GPS Tracking Devices Do Not Have Power to Rewrite Fourth Amendment

by on November 14, 2011 · 3 comments

Futurists have been predicting for years that there will be diminished privacy in the future, and we will just have to adapt. In 1999, for example, Sun Mcrosystems CEO Scott McNealy posited that we have “zero privacy.” Now, Wall Street Journal columnist Gordon Crovitz is suggesting that technology has the “power to rewrite constitutional protections.” He is referring to GPS tracking devices, of all things.

The Supreme Court is considering whether it was unreasonable for police to hide a GPS tracking device on a vehicle belonging to a suspected drug dealer. The Bill of Rights protects each of us against unreasonable searches and seizures. According to the Fourth Amendment,

The right of the people to be secure in their persons, houses, papers, and effects, against unreasonable searches and seizures, shall not be violated, and no Warrants shall issue, but upon probable cause, supported by Oath or affirmation, and particularly describing the place to be searched, and the persons or things to be seized.

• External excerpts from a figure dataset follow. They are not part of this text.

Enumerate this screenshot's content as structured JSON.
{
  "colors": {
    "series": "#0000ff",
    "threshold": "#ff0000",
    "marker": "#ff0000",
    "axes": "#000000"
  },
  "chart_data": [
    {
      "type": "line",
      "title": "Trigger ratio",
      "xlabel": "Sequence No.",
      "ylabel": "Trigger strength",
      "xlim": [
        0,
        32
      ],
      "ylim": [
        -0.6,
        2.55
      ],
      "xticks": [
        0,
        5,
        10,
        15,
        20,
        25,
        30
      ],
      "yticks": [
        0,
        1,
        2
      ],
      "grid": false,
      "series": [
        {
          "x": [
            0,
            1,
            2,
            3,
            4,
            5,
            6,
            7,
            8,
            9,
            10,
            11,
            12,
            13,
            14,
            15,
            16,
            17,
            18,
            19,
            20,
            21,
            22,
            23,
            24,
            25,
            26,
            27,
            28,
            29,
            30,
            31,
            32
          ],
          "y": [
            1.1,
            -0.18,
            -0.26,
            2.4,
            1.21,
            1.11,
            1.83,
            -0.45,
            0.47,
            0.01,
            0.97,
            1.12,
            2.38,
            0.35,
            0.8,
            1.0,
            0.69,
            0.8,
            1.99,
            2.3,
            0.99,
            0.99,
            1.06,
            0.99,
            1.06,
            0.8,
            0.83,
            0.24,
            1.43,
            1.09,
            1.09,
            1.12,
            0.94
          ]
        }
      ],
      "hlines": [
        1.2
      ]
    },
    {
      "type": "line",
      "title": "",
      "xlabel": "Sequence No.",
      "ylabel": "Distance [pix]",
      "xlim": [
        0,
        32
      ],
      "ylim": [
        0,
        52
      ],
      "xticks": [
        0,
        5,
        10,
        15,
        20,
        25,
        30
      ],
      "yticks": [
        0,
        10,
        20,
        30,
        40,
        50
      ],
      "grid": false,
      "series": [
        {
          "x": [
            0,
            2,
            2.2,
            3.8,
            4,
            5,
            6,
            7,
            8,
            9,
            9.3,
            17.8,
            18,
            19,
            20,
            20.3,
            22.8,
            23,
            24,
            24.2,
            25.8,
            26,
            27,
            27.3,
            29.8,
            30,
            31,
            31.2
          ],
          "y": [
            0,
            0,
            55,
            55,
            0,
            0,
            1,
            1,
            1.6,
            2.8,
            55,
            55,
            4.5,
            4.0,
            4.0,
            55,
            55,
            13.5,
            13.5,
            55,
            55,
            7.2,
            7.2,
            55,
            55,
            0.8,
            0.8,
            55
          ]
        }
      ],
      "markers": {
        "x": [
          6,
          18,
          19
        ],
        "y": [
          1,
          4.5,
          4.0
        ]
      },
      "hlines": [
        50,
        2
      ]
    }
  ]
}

In the case before the Supreme Court, U.S. v. Antoine Jones, the requirement to obtain a warrant was not problematic. In fact, the police established probable cause to suspect Jones of a crime and obtained a warrant. The problem is, the police violated the terms of the warrant, which had expired and which was never valid in the jurisdiction where the tracking occurred. Therefore, first and foremost, this is a case about police misconduct.

If police are free to ignore the express terms of a warrant issued by a judge, then the police are essentially free to do whatever they think is necessary to get their job done. We are all human, subject occasionally to passionate and greedy impulses, and no one in a position of authority should be free to do exactly as they please.

Sometimes the requirement to obtain a warrant may be problematic. For example, Judge Richard A. Posner, among others, has argued that the warrant requirement makes it too difficult for police to prevent terrorism.

The administration is right to point out that [Foreign Intelligence Surveillance Act], enacted in 1978 — long before the danger of global terrorism was recognized and electronic surveillance was transformed by the digital revolution — is dangerously obsolete. It retains value as a framework for monitoring the communications of known terrorists, but it is hopeless as a framework for detecting terrorists. It requires that surveillance be conducted pursuant to warrants based on probable cause to believe that the target of surveillance is a terrorist, when the desperate need is to find out who is a terrorist.

No one can make a compelling argument why the Fourth Amendment imposed an undue burden on police in the case of Antoine Jones. Naturally, it is understandable that police, prosecutors and some over-zealous law-and-order types would want to take full advantage of new technologies for keeping up with the bad guys. Some techno-futurists, such as Crovitz, who understand that privacy in the digital world will be different than what we became accustomed to in the analog world, are insufficiently sensitive to the dangers posed by unfettered investigative and prosecutorial discretion in the hands of government agents.

Crovitz offers the quaint example of cameras to remind us that at one time, way back when, it was considered an invasion of privacy to take a photo of someone else in a public setting without their permission. “What was unreasonable before may be reasonable now,” he concludes. What Crovitz overlooks is that it may take decades for the public’s reasonable privacy expectations to change, as it certainly did with respect to photography in public spaces. Should judges be guided by the privacy expectations we have today, or should they try to predict how privacy expectations will evolve so they can impose new norms? Isn’t the latter a dangerous form of judicial activism?

The real problem here, as Justice Stephen G. Breyer warns, is that if the government wins the Jones case, “then there is nothing to prevent the police or the government from monitoring 24 hours a day the public movement of every citizen of the United States.” The police have always had the right to tail a suspect, and they can still do that. They have never had sufficient resources to potentially surveil the entire population.

No one is suggesting that the police should not be free to take advantage of the opportunities that new technologies offer. The requirement to obtain a warrant hardly prevents them from doing that. But it does force the police to focus on the people who are reasonably suspected of committing particular crimes, and not on the rest of us. The Fourth Amendment protects us from harassment and intimidation just because we express, or may even be suspected of holding, unfavorable views about the people in power. Protecting the Fourth Amendment is vital for protecting our liberty.

Since there is no reason why police cannot obtain a warrant before they hide a GPS tracking device on a suspected criminal’s vehicle, there is no novel conflict with the Fourth Amendment. Jones, therefore would seem to present a fairly straightforward question between whether we want to live in a police state or not.

GPS tracking devices have no intrinsic “power to rewrite constitutional protections.” We do not have to relinquish our fundamental liberties so long as we remain vigilant patriots determined to keep them.